Vendredi, 2 mai 2025-Des jeunes filles violées dont une femme enceinte, plusieurs maisons d’habitation mises à sac, des biens de valeurs emportés. Tel est le bilan macabre des actes à la fois ignobles et odieux commis par des inciviques et autres criminels de grand chemin, dans la nuit de mercredi 30 avril à jeudi 1er mai 2025 vers 2 heures du matin à Boma, ville située à 120 kms à l’Ouest de Matadi, capitale de la province du Kongo Central.
Ce énième cambriolage intervenu quelques heures seulement après la grande réunion du conseil provincial de sécurité élargie respectivement aux élus provinciaux de Boma, aux représentants locaux de la société civile, à la notabilité, aux leaders d’opinion ainsi qu’aux diverses couches sociales de la population, tenue dans la salle Jean Paul II de l’Evêché par le gouverneur Grâce Nkuanga Masuangi Bilolo, est en effet l’une des preuves palpables, qui prouve à suffisance que l’insécurité est encore loin d’être totalement vaincue à Boma, en particulier, et sur l’ensemble de la province du Kongo Central, en général.
Car, il est vraiment inconcevable de voir, qu’en dépit de toutes les mesures sécuritaires prises au terme de cette réunion, d’une part, et de la promesse faite publiquement par le Chef de l’exécutif provincial d’être lui-même présent sur terrain pour accompagner les éléments des Forces armées congolaises et de la police en patrouille, d’autre part, se reproduire les même actes tant décriés cette même nuit.
Pour moult observateurs, c’est une première grave erreur politique commise par Grâce Nkuanga Masuangi Bilolo depuis qu’il préside aux destinées de cette province. Une patrouille que ces inciviques ont tout simplement mis à profit pour défier l’Etat congolais et ce, à travers les décideurs de cette province à qui ces malfrats n’ont fait que voir du feu.
Que nous sachions, certaines stratégies sécuritaires arrêtées au cours d’une réunion essentiellement consacrée à la sécurité d’une entité, ne sont pas toutes à divulguer. Elles méritent plutôt d’être gardées secrètement mais en vain !

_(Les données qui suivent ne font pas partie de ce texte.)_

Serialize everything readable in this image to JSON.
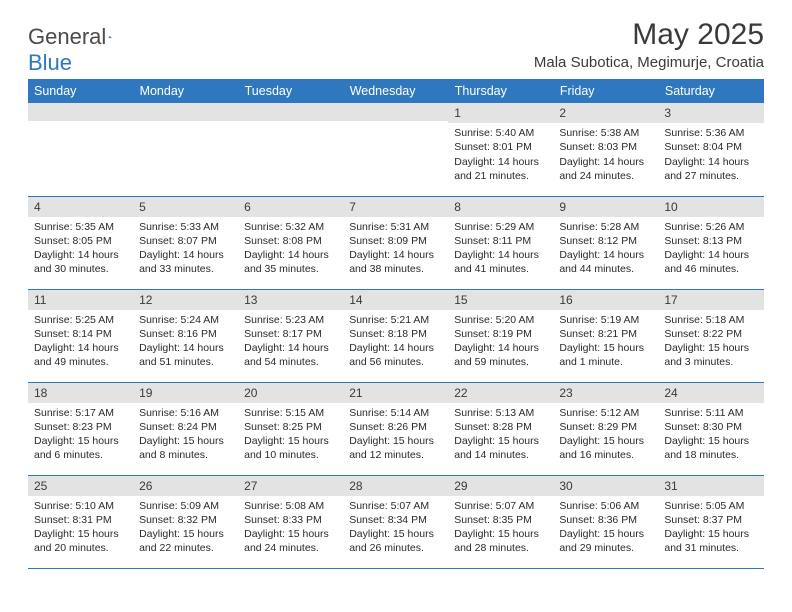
{
  "brand": {
    "name_part1": "General",
    "name_part2": "Blue"
  },
  "title": "May 2025",
  "location": "Mala Subotica, Megimurje, Croatia",
  "colors": {
    "header_bg": "#2f78bf",
    "header_text": "#ffffff",
    "daynum_bg": "#e3e3e3",
    "border": "#2f78bf",
    "text": "#2a2a2a",
    "title_text": "#3a3a3a"
  },
  "days_of_week": [
    "Sunday",
    "Monday",
    "Tuesday",
    "Wednesday",
    "Thursday",
    "Friday",
    "Saturday"
  ],
  "weeks": [
    [
      null,
      null,
      null,
      null,
      {
        "n": "1",
        "sunrise": "5:40 AM",
        "sunset": "8:01 PM",
        "daylight": "14 hours and 21 minutes."
      },
      {
        "n": "2",
        "sunrise": "5:38 AM",
        "sunset": "8:03 PM",
        "daylight": "14 hours and 24 minutes."
      },
      {
        "n": "3",
        "sunrise": "5:36 AM",
        "sunset": "8:04 PM",
        "daylight": "14 hours and 27 minutes."
      }
    ],
    [
      {
        "n": "4",
        "sunrise": "5:35 AM",
        "sunset": "8:05 PM",
        "daylight": "14 hours and 30 minutes."
      },
      {
        "n": "5",
        "sunrise": "5:33 AM",
        "sunset": "8:07 PM",
        "daylight": "14 hours and 33 minutes."
      },
      {
        "n": "6",
        "sunrise": "5:32 AM",
        "sunset": "8:08 PM",
        "daylight": "14 hours and 35 minutes."
      },
      {
        "n": "7",
        "sunrise": "5:31 AM",
        "sunset": "8:09 PM",
        "daylight": "14 hours and 38 minutes."
      },
      {
        "n": "8",
        "sunrise": "5:29 AM",
        "sunset": "8:11 PM",
        "daylight": "14 hours and 41 minutes."
      },
      {
        "n": "9",
        "sunrise": "5:28 AM",
        "sunset": "8:12 PM",
        "daylight": "14 hours and 44 minutes."
      },
      {
        "n": "10",
        "sunrise": "5:26 AM",
        "sunset": "8:13 PM",
        "daylight": "14 hours and 46 minutes."
      }
    ],
    [
      {
        "n": "11",
        "sunrise": "5:25 AM",
        "sunset": "8:14 PM",
        "daylight": "14 hours and 49 minutes."
      },
      {
        "n": "12",
        "sunrise": "5:24 AM",
        "sunset": "8:16 PM",
        "daylight": "14 hours and 51 minutes."
      },
      {
        "n": "13",
        "sunrise": "5:23 AM",
        "sunset": "8:17 PM",
        "daylight": "14 hours and 54 minutes."
      },
      {
        "n": "14",
        "sunrise": "5:21 AM",
        "sunset": "8:18 PM",
        "daylight": "14 hours and 56 minutes."
      },
      {
        "n": "15",
        "sunrise": "5:20 AM",
        "sunset": "8:19 PM",
        "daylight": "14 hours and 59 minutes."
      },
      {
        "n": "16",
        "sunrise": "5:19 AM",
        "sunset": "8:21 PM",
        "daylight": "15 hours and 1 minute."
      },
      {
        "n": "17",
        "sunrise": "5:18 AM",
        "sunset": "8:22 PM",
        "daylight": "15 hours and 3 minutes."
      }
    ],
    [
      {
        "n": "18",
        "sunrise": "5:17 AM",
        "sunset": "8:23 PM",
        "daylight": "15 hours and 6 minutes."
      },
      {
        "n": "19",
        "sunrise": "5:16 AM",
        "sunset": "8:24 PM",
        "daylight": "15 hours and 8 minutes."
      },
      {
        "n": "20",
        "sunrise": "5:15 AM",
        "sunset": "8:25 PM",
        "daylight": "15 hours and 10 minutes."
      },
      {
        "n": "21",
        "sunrise": "5:14 AM",
        "sunset": "8:26 PM",
        "daylight": "15 hours and 12 minutes."
      },
      {
        "n": "22",
        "sunrise": "5:13 AM",
        "sunset": "8:28 PM",
        "daylight": "15 hours and 14 minutes."
      },
      {
        "n": "23",
        "sunrise": "5:12 AM",
        "sunset": "8:29 PM",
        "daylight": "15 hours and 16 minutes."
      },
      {
        "n": "24",
        "sunrise": "5:11 AM",
        "sunset": "8:30 PM",
        "daylight": "15 hours and 18 minutes."
      }
    ],
    [
      {
        "n": "25",
        "sunrise": "5:10 AM",
        "sunset": "8:31 PM",
        "daylight": "15 hours and 20 minutes."
      },
      {
        "n": "26",
        "sunrise": "5:09 AM",
        "sunset": "8:32 PM",
        "daylight": "15 hours and 22 minutes."
      },
      {
        "n": "27",
        "sunrise": "5:08 AM",
        "sunset": "8:33 PM",
        "daylight": "15 hours and 24 minutes."
      },
      {
        "n": "28",
        "sunrise": "5:07 AM",
        "sunset": "8:34 PM",
        "daylight": "15 hours and 26 minutes."
      },
      {
        "n": "29",
        "sunrise": "5:07 AM",
        "sunset": "8:35 PM",
        "daylight": "15 hours and 28 minutes."
      },
      {
        "n": "30",
        "sunrise": "5:06 AM",
        "sunset": "8:36 PM",
        "daylight": "15 hours and 29 minutes."
      },
      {
        "n": "31",
        "sunrise": "5:05 AM",
        "sunset": "8:37 PM",
        "daylight": "15 hours and 31 minutes."
      }
    ]
  ],
  "labels": {
    "sunrise": "Sunrise: ",
    "sunset": "Sunset: ",
    "daylight": "Daylight: "
  }
}
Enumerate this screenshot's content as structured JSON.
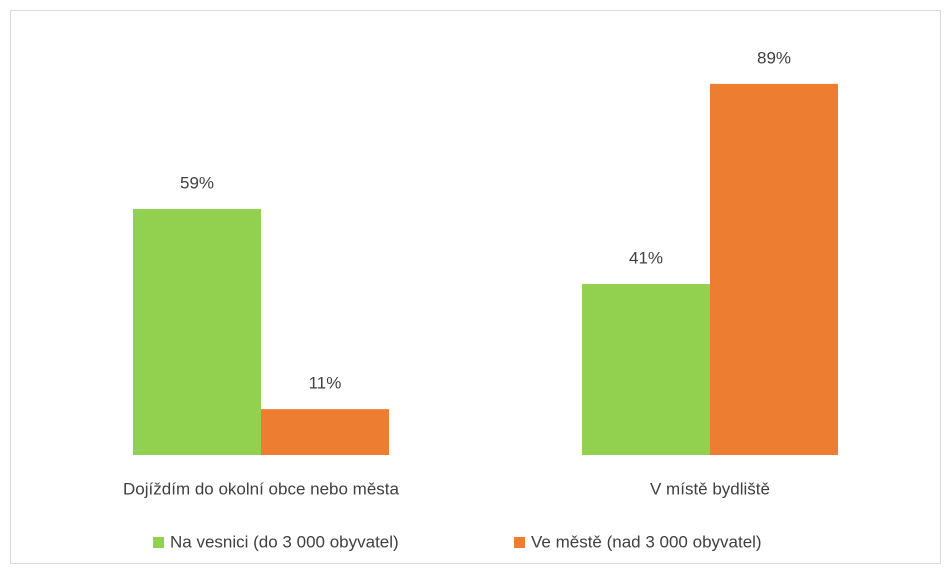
{
  "chart_data": {
    "type": "bar",
    "categories": [
      "Dojíždím do okolní obce nebo města",
      "V místě bydliště"
    ],
    "series": [
      {
        "name": "Na vesnici (do 3 000 obyvatel)",
        "color": "#92d050",
        "values": [
          59,
          41
        ],
        "value_labels": [
          "59%",
          "41%"
        ]
      },
      {
        "name": "Ve městě (nad 3 000 obyvatel)",
        "color": "#ed7d31",
        "values": [
          11,
          89
        ],
        "value_labels": [
          "11%",
          "89%"
        ]
      }
    ]
  }
}
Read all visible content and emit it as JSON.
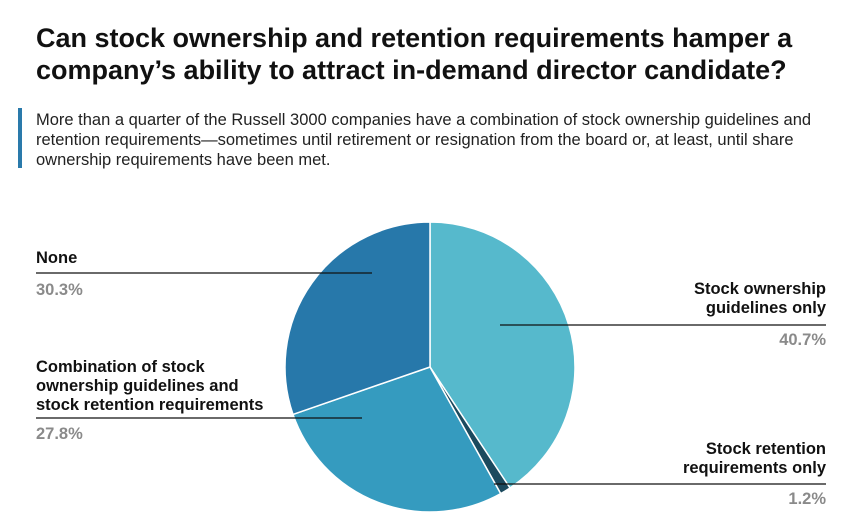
{
  "title": "Can stock ownership and retention requirements hamper a company’s ability to attract in-demand director candidate?",
  "subtitle": "More than a quarter of the Russell 3000 companies have a combination of stock ownership guidelines and retention requirements—sometimes until retirement or resignation from the board or, at least, until share ownership requirements have been met.",
  "colors": {
    "accent_bar": "#2a7aab",
    "value_text": "#8a8a8a"
  },
  "chart_data": {
    "type": "pie",
    "title": "",
    "slices": [
      {
        "label": "Stock ownership guidelines only",
        "value": 40.7,
        "value_label": "40.7%",
        "color": "#56b9cc"
      },
      {
        "label": "Stock retention requirements only",
        "value": 1.2,
        "value_label": "1.2%",
        "color": "#1b4a5e"
      },
      {
        "label": "Combination of stock ownership guidelines and stock retention requirements",
        "value": 27.8,
        "value_label": "27.8%",
        "color": "#359bbf"
      },
      {
        "label": "None",
        "value": 30.3,
        "value_label": "30.3%",
        "color": "#2778aa"
      }
    ],
    "start": "12 o'clock",
    "direction": "clockwise",
    "legend": "none (labels with leader lines)"
  }
}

Ce qui revient d’emblée à dire que les leaders d’opinion de la ville de Boma n’ont pas du tout raison lorsqu’ils sollicitent auprès de nº 1 de la province, la démission des autorités urbaines pour incompétence face à la montée de l’insécurité dans cette ville, du moment où le gouverneur, lui-même en pleine patrouille cette même nuit là, n’a pas pu malheureusement appréhender ces hors-la-loi qui ont du reste opéré en toute quiétude pendant près deux heures durant sur l’avenue du Château établie au quartier Guzzi dans la commune de Kabondo, sans la moindre intervention des forces de l’ordre qui sont passées outre.
Raison pour laquelle une certaine opinion pense qu’au vu de tout ce qui a été vécu à Boma dans la nuit du mercredi 30 avril à jeudi 1er mai 2025, à l’issue de laquelle l’autorité provinciale a été personnellement mise à l’épreuve, ces leaders d’opinion n’ont qu’à surseoir leur démarche longtemps entamée de faire virer le maire Senghor Mbutuyibi Kuakula et son adjointe Me Claudelle Phemba Kiadi.
Au contraire, ils devraient encore leur donner de la chance de demeurer à la tête de Boma et, éventuellement, les juger par les actes futurs qu’ils auront à mener, tant et si vrai que tous les moyens nécessaires devant leur permettre de rectifier le tir et de contrer cette insécurité, ont été mis à leur disposition par le gouverneur Grâce Nkuanga Masuangi Bilolo.
Il sied de signaler que peu avant de regagner Matadi, l’autorité provinviale, en bon père de famille, a rendu visite aux familles des maisons victimes de la barbarie de cette bande de mécréants sans foi ni loi, ainsi qu’aux personnes victimes d’agression de ces derniers, qui sont encore internés à l’Hôpital Général de Référence de Boma.
Un geste de réconfort moral et d’une extrême générosité salué par toute la population de Boma.